SOURCE: Elephant Talk Communications

Elephant Talk Communications

October 14, 2010 12:16 ET

Elephant Talk Communications, Inc. Announces Completion of Offering of Units Consisting of Common Stock and Warrants

AMSTERDAM, THE NETHERLANDS--(Marketwire - October 14, 2010) -  Elephant Talk Communications, Inc. (OTCBB: ETAK), an international provider of business software and services to the telecommunications and financial services industry, announced that it has completed the fourth and final closing of its private placement offering (the "Offering") of units comprised of one share of common stock, no par value (the "Common Stock") and warrants to purchase shares of Common Stock (the "Warrants," and together with the Common Stock, the "Units") to accredited investors. In aggregate, the Company raised $14,000,000 in gross proceeds on the sale of 11,666,686 Units. After payment of commissions, non-accountable expenses and other fees and expenses, the Company raised net proceeds of $12,340,908.

As a result of the Company raising in excess of $11,000,000 in the Offering, certain promissory notes aggregating $4,000,000 and $1,332,383 owned by QAT II Investments, SA, an investment entity related to certain of the Company's officers and directors ("QAT II"), automatically converted into Units at $1.20 per Unit. As a result, QAT II will be issued 4,443,654 shares of Common Stock and Warrants to purchase an aggregate of 4,443,654 shares of Common Stock. Additionally, certain bridge loans made by QAT II to the Company, including accrued interest, aggregating $2,793,188 (based on a conversion price of EUR 1.00 to $1.3929 on October 8, 2010) automatically converted into Units at $1.20 per Unit. The bridge loan conversion will result in the issuance of 2,327,657 shares of Common Stock and Warrants to purchase up to 2,327,657 shares of Common Stock.

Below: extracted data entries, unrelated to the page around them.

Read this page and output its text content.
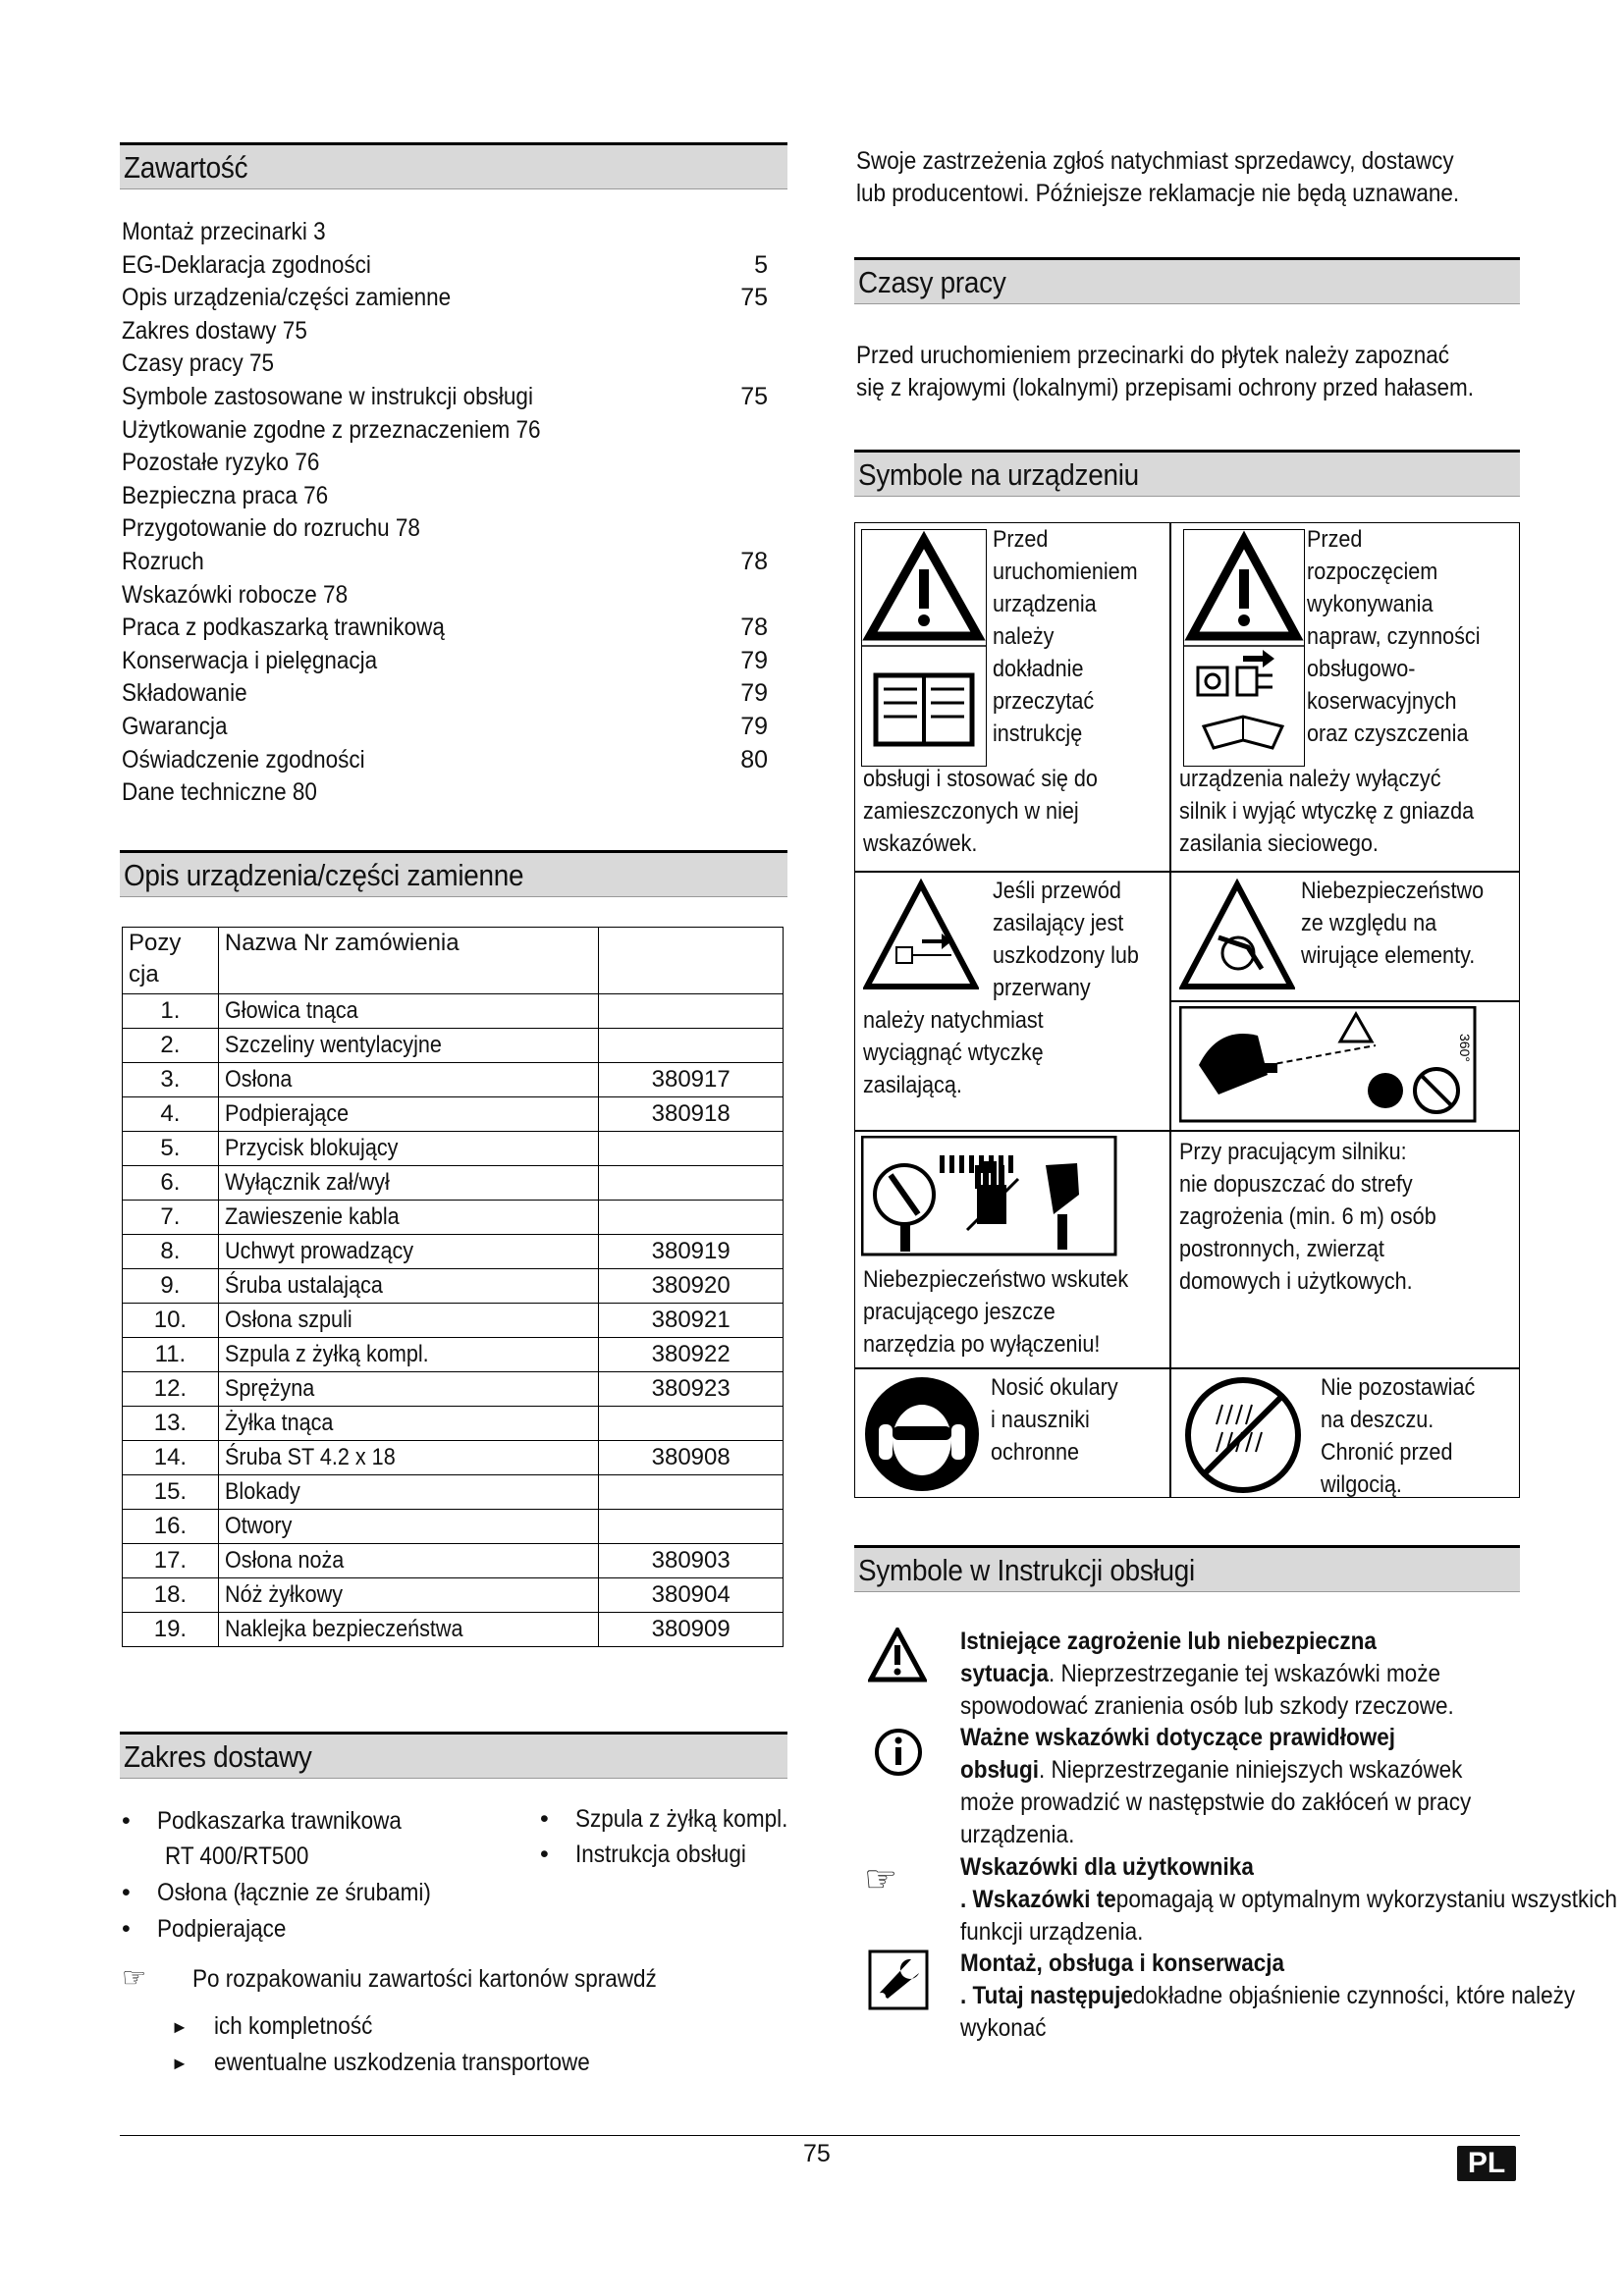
Zawartość
Montaż przecinarki 3
EG-Deklaracja zgodności	5
Opis urządzenia/części zamienne	75
Zakres dostawy 75
Czasy pracy 75
Symbole zastosowane w instrukcji obsługi	75
Użytkowanie zgodne z przeznaczeniem 76
Pozostałe ryzyko 76
Bezpieczna praca 76
Przygotowanie do rozruchu 78
Rozruch	78
Wskazówki robocze 78
Praca z podkaszarką trawnikową	78
Konserwacja i pielęgnacja	79
Składowanie	79
Gwarancja	79
Oświadczenie zgodności	80
Dane techniczne 80
Opis urządzenia/części zamienne
Pozy cja	Nazwa Nr zamówienia	
1.	Głowica tnąca	
2.	Szczeliny wentylacyjne	
3.	Osłona	380917
4.	Podpierające	380918
5.	Przycisk blokujący	
6.	Wyłącznik zał/wył	
7.	Zawieszenie kabla	
8.	Uchwyt prowadzący	380919
9.	Śruba ustalająca	380920
10.	Osłona szpuli	380921
11.	Szpula z żyłką kompl.	380922
12.	Sprężyna	380923
13.	Żyłka tnąca	
14.	Śruba ST 4.2 x 18	380908
15.	Blokady	
16.	Otwory	
17.	Osłona noża	380903
18.	Nóż żyłkowy	380904
19.	Naklejka bezpieczeństwa	380909
Zakres dostawy
• Podkaszarka trawnikowa
RT 400/RT500
• Osłona (łącznie ze śrubami)
• Podpierające
• Szpula z żyłką kompl.
• Instrukcja obsługi
☞ Po rozpakowaniu zawartości kartonów sprawdź
► ich kompletność
► ewentualne uszkodzenia transportowe
Swoje zastrzeżenia zgłoś natychmiast sprzedawcy, dostawcy
lub producentowi. Późniejsze reklamacje nie będą uznawane.
Czasy pracy
Przed uruchomieniem przecinarki do płytek należy zapoznać
się z krajowymi (lokalnymi) przepisami ochrony przed hałasem.
Symbole na urządzeniu
Przed
uruchomieniem
urządzenia
należy
dokładnie
przeczytać
instrukcję
obsługi i stosować się do
zamieszczonych w niej
wskazówek.
Przed
rozpoczęciem
wykonywania
napraw, czynności
obsługowo-
koserwacyjnych
oraz czyszczenia
urządzenia należy wyłączyć
silnik i wyjąć wtyczkę z gniazda
zasilania sieciowego.
Jeśli przewód
zasilający jest
uszkodzony lub
przerwany
należy natychmiast
wyciągnąć wtyczkę
zasilającą.
Niebezpieczeństwo
ze względu na
wirujące elementy.
360°
Przy pracującym silniku:
nie dopuszczać do strefy
zagrożenia (min. 6 m) osób
postronnych, zwierząt
domowych i użytkowych.
Niebezpieczeństwo wskutek
pracującego jeszcze
narzędzia po wyłączeniu!
Nosić okulary
i nauszniki
ochronne
Nie pozostawiać
na deszczu.
Chronić przed
wilgocią.
Symbole w Instrukcji obsługi
Istniejące zagrożenie lub niebezpiecznasytuacja. Nieprzestrzeganie tej wskazówki możespowodować zranienia osób lub szkody rzeczowe.
Ważne wskazówki dotyczące prawidłowejobsługi. Nieprzestrzeganie niniejszych wskazówekmoże prowadzić w następstwie do zakłóceń w pracyurządzenia.
☞	Wskazówki dla użytkownika. Wskazówki tepomagają w optymalnym wykorzystaniu wszystkichfunkcji urządzenia.
Montaż, obsługa i konserwacja. Tutaj następujedokładne objaśnienie czynności, które należywykonać
75	PL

The Warrants sold in the Offering and issued to QAT II entitle the holders to purchase shares of Common Stock reserved for issuance thereunder for a period of five years from the date of issuance and contain certain anti-dilution rights on terms specified in the Warrants. In the event (i) the trading price of the Common Stock exceeds $2.25 for twenty consecutive trading days and (ii) there is an effective registration statement with a current prospectus on file with the Securities and Exchange Commission (the "Commission"), the Company has the option to redeem the Warrants. 

The Company is obligated to register the Common Stock underlying the Units and Warrants on a registration statement to be filed in connection with the Offering. In addition the investors are entitled to unlimited piggy-back registration rights.

The Units have not been registered under the Securities Act, or any state securities laws, and were offered and sold only in the United States and Europe to "accredited investors" (as defined in Rule 501(a) of the Securities Act) pursuant to an exemption from registration under Section 4(2) of the Securities Act. Neither the Commission nor any state securities commission or regulatory body has approved or disapproved the securities. Any representation to the contrary is a criminal offense.

Dawson James Securities, Inc. acted as selling agent in the Offering. Greenberg Traurig, LLP acted as counsel to Dawson James and Ellenoff Grossman & Schole LLP acted as counsel to the Company.

About Elephant Talk Communications

Elephant Talk Communications, Inc. (OTCBB: ETAK) is an international provider of business software and services to the telecommunications and financial services industry. The company enables both mobile carriers and virtual operators to offer a full suite of products, delivery platforms, support services, superior industry expertise and high quality customer service without substantial upfront investments from clients. Elephant Talk provides global telecommunication companies, mobile network operators, banks, supermarkets, consumer product companies, media firms, and other businesses a full suite of products and services that enables them to fully provide telecom services as part of their business offerings. The company offers various dynamic products that include remote health care, credit card fraud prevention, mobile internet ID security, multi-country discounted phone services, loyalty management services, and a whole range of other emerging customized mobile services. For more information visit

Forward Looking Statements

Certain statements contained herein constitute "forward-looking statements" within the meaning of the Private Securities Litigation Reform Act of 1995. Such statements may include, without limitation, statements with respect to the Company's plans and objectives, projections, expectations and intentions. These forward-looking statements are based on current expectations, estimates and projections about the Company's industry, management's beliefs and certain assumptions made by management. Readers are cautioned that any such forward-looking statements are not guarantees of future performance and are subject to certain risks, uncertainties and assumptions that are difficult to predict. Because such statements involve risks and uncertainties, the actual results and performance of the Company may differ materially from the results expressed or implied by such forward-looking statements. Given these uncertainties, readers are cautioned not to place undue reliance on such forward-looking statements. Unless otherwise required by law, the Company also disclaims any obligation to update its view of any such risks or uncertainties or to announce publicly the result of any revisions to the forward-looking statements made here. Additional information concerning certain risks and uncertainties that could cause actual results to differ materially from that projected or suggested is contained in the Company's filings with the Securities and Exchange Commission (SEC), copies of which are available from the SEC or may be obtained upon request from the Company.